Lebih dari itu, revisi tersebut juga wajib mengakomodasi putusan-putusan MK lain yang menyangkut syarat calon presiden, pembentukan daerah pemilihan, ambang batas parlemen, masa jabatan penyelenggara pemilu, hingga aturan bantuan sosial pada masa kampanye. Tidak sedikit putusan ini berdampak langsung pada sistem pemilu sehingga butuh kajian dan penyesuaian mendalam.

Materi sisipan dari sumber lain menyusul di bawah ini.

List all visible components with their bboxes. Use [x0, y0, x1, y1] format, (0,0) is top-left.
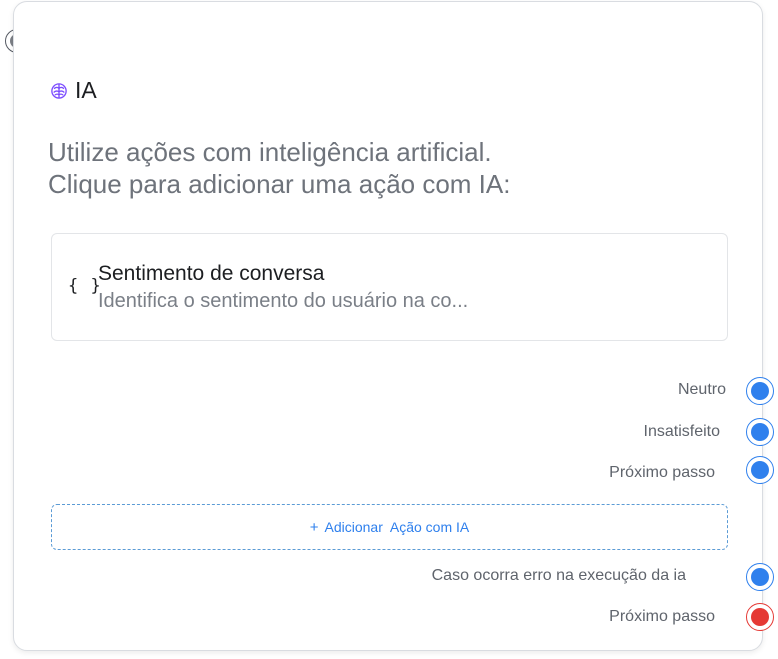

Para ahli seperti Titi Anggraini dari Fakultas Hukum UI menegaskan bahwa revisi UU Pemilu perlu menjadi momen evaluasi menyeluruh dari pengalaman pemilu dan pilkada sebelumnya. Revisi ini bertujuan memperbaiki aspek demokrasi seperti jaminan kesetaraan suara, penyelenggara yang profesional, serta menjamin proses penghitungan suara yang transparan, bebas dari kecurangan dan kekerasan. Jika pembahasan revisi terlambat, dikhawatirkan masyarakat akan lebih banyak mengajukan uji materi ke MK karena merasa tak punya wadah berpartisipasi dalam reformasi hukum pemilu.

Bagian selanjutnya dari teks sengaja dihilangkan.